Building a package means that the code and documentation can be easily shared with others publicly and privately.

  • No more emailing code around

  • No more asking permission to access share drives or folders

  • No more manually cutting and pasting code all over the place

Clarity and Organization

  • The package structure forces you to organize your code in a way that is easy to understand and use

  • The documentation lives alongside the code, making it easier to understand what the code does

  • Build tools allow pieces of documentation to be used over and over again

    • Update once, and it updates everywhere

    • Consistent language throughout

Sharing R Packages

Getting an R Package requires alot of work and overheard that might not be worth it for a small project. However, users can still share their project with others it does not need to be on the CRAN.

Distributing your Package

Sharing your R package is easy to do with git and a repository hosting service.

Sharing Publicly

You may remember Chuck showing off the pak package in a previous meeting. Once an R package is hosted in a remote repository, pak is just about all users need to install the package.

  • pak::pak("<GITHUB USERNAME>/<PACKAGE NAME>")

  • install the development version of strata:

    • pak::pak("asenetcky/strata")

Sharing Privately

  • The remotes package is a great way to install packages from a private repository.

  • For example we have a private CT DPH odp R package for internal use only that is hosted in our Azure Devops Project.

  • Installing that would look something like:

    • remotes::install_git("<REPO CLONE URL>", git = "external)

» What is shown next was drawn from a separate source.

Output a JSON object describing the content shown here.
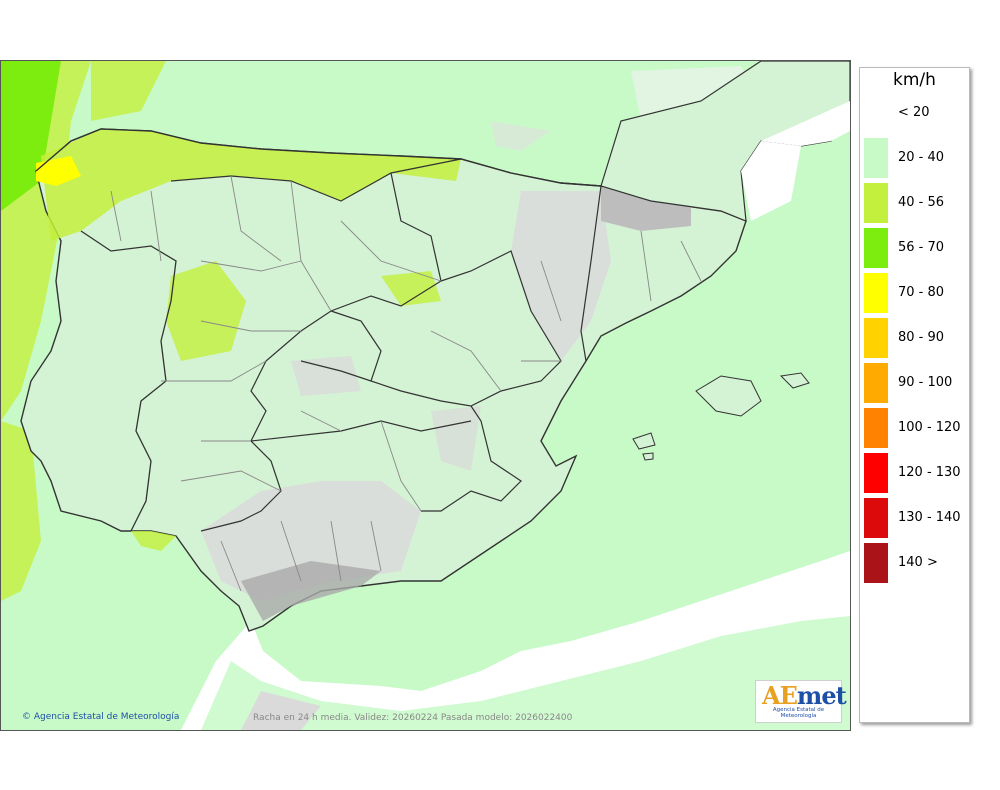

One last note on Reproducibility

What we don’t have

  • Most of us do not have access to the fanciest tools and services

  • Most of us are not allowed to spool up a docker image, or server for development

What we do have

  • Most of us have access to R

  • Most of us have access to git (whether we realize it or not)

Pulling it all together

If users combine:

  • R

  • git

  • Your own R Package

  • renv package

Users will have a powerful combination of tools where reproducibility is paramount.